Here we see that Lasso only slightly improved the accuracy of the model in the base case scenario.  Specifically where the Alpha was a large negative value.  This means that the true distrubtion actually has a higher slope than our inital model predicted. 
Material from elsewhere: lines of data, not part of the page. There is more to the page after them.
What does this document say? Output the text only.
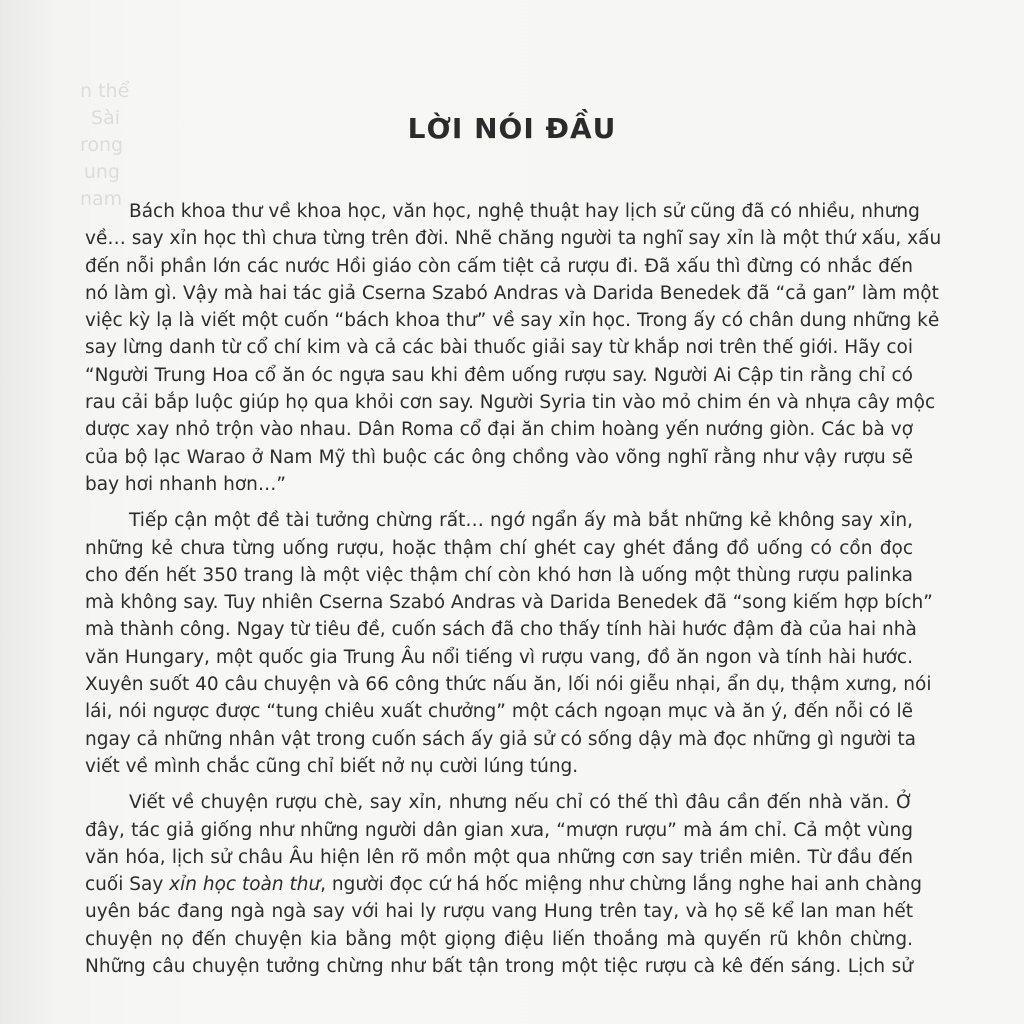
n thể
Sài
rong
ung
nam
LỜI NÓI ĐẦU
Bách khoa thư về khoa học, văn học, nghệ thuật hay lịch sử cũng đã có nhiều, nhưng
về… say xỉn học thì chưa từng trên đời. Nhẽ chăng người ta nghĩ say xỉn là một thứ xấu, xấu
đến nỗi phần lớn các nước Hồi giáo còn cấm tiệt cả rượu đi. Đã xấu thì đừng có nhắc đến
nó làm gì. Vậy mà hai tác giả Cserna Szabó Andras và Darida Benedek đã “cả gan” làm một
việc kỳ lạ là viết một cuốn “bách khoa thư” về say xỉn học. Trong ấy có chân dung những kẻ
say lừng danh từ cổ chí kim và cả các bài thuốc giải say từ khắp nơi trên thế giới. Hãy coi
“Người Trung Hoa cổ ăn óc ngựa sau khi đêm uống rượu say. Người Ai Cập tin rằng chỉ có
rau cải bắp luộc giúp họ qua khỏi cơn say. Người Syria tin vào mỏ chim én và nhựa cây mộc
dược xay nhỏ trộn vào nhau. Dân Roma cổ đại ăn chim hoàng yến nướng giòn. Các bà vợ
của bộ lạc Warao ở Nam Mỹ thì buộc các ông chồng vào võng nghĩ rằng như vậy rượu sẽ
bay hơi nhanh hơn…”
Tiếp cận một đề tài tưởng chừng rất… ngớ ngẩn ấy mà bắt những kẻ không say xỉn,
những kẻ chưa từng uống rượu, hoặc thậm chí ghét cay ghét đắng đồ uống có cồn đọc
cho đến hết 350 trang là một việc thậm chí còn khó hơn là uống một thùng rượu palinka
mà không say. Tuy nhiên Cserna Szabó Andras và Darida Benedek đã “song kiếm hợp bích”
mà thành công. Ngay từ tiêu đề, cuốn sách đã cho thấy tính hài hước đậm đà của hai nhà
văn Hungary, một quốc gia Trung Âu nổi tiếng vì rượu vang, đồ ăn ngon và tính hài hước.
Xuyên suốt 40 câu chuyện và 66 công thức nấu ăn, lối nói giễu nhại, ẩn dụ, thậm xưng, nói
lái, nói ngược được “tung chiêu xuất chưởng” một cách ngoạn mục và ăn ý, đến nỗi có lẽ
ngay cả những nhân vật trong cuốn sách ấy giả sử có sống dậy mà đọc những gì người ta
viết về mình chắc cũng chỉ biết nở nụ cười lúng túng.
Viết về chuyện rượu chè, say xỉn, nhưng nếu chỉ có thế thì đâu cần đến nhà văn. Ở
đây, tác giả giống như những người dân gian xưa, “mượn rượu” mà ám chỉ. Cả một vùng
văn hóa, lịch sử châu Âu hiện lên rõ mồn một qua những cơn say triền miên. Từ đầu đến
cuối Say xỉn học toàn thư, người đọc cứ há hốc miệng như chừng lắng nghe hai anh chàng
uyên bác đang ngà ngà say với hai ly rượu vang Hung trên tay, và họ sẽ kể lan man hết
chuyện nọ đến chuyện kia bằng một giọng điệu liến thoắng mà quyến rũ khôn chừng.
Những câu chuyện tưởng chừng như bất tận trong một tiệc rượu cà kê đến sáng. Lịch sử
Now lets move on to ridge.

In [11]:
alphas = [-5, -1, 1e-4, 1e-3, 1e-2, 1, 5]

def test_alpha_ridge(a):
    model_lasso = Ridge(alpha=a)
    model_lasso.fit(X_train, y_train) 
    pred_test_lasso = model_lasso.predict(X_test)
    new_score = r2_score(y_test, pred_test_lasso)
    new_mse = mean_squared_error(y_test, pred_test_lasso)
    print('ALPHA: {:.3f} R2 SCORE: {:.4f}% new_score, {:.1f}'.format(a, new_score, new_mse))
    
    
for alpha in alphas:
    test_alpha_ridge(alpha)

ALPHA: -5.000 R2 SCORE: -9.2274% new_score, 12906885540.4
ALPHA: -1.000 R2 SCORE: -1.1315% new_score, 2689990172.3
ALPHA: 0.000 R2 SCORE: 0.8340% new_score, 209430808.7
ALPHA: 0.001 R2 SCORE: 0.8339% new_score, 209556856.1
ALPHA: 0.010 R2 SCORE: 0.8325% new_score, 211341121.1
ALPHA: 1.000 R2 SCORE: 0.6424% new_score, 451293520.7
ALPHA: 5.000 R2 SCORE: 0.3771% new_score, 786067879.6


Here we see that Ridge is much more sensitive to the scale of Alpha, so lets fine tune it using only positive values. 

In [12]:
new_alphas = [1e-15,1e-10,1e-8,1e-4, 1e-3, 1e-2, 1]

for alpha in new_alphas:
    test_alpha_ridge(alpha)

ALPHA: 0.000 R2 SCORE: 0.8341% new_score, 209417522.0
ALPHA: 0.000 R2 SCORE: 0.8341% new_score, 209417522.0
ALPHA: 0.000 R2 SCORE: 0.8341% new_score, 209417523.3
ALPHA: 0.000 R2 SCORE: 0.8340% new_score, 209430808.7
ALPHA: 0.001 R2 SCORE: 0.8339% new_score, 209556856.1
ALPHA: 0.010 R2 SCORE: 0.8325% new_score, 211341121.1
ALPHA: 1.000 R2 SCORE: 0.6424% new_score, 451293520.7


Here we see that Lasso and Ridge Regression in this case **DO NOT** significantly improve the overall fit of the model. 

This is to be expected in some situations, but it is always great to check and verify when trying to fine tune your regression model.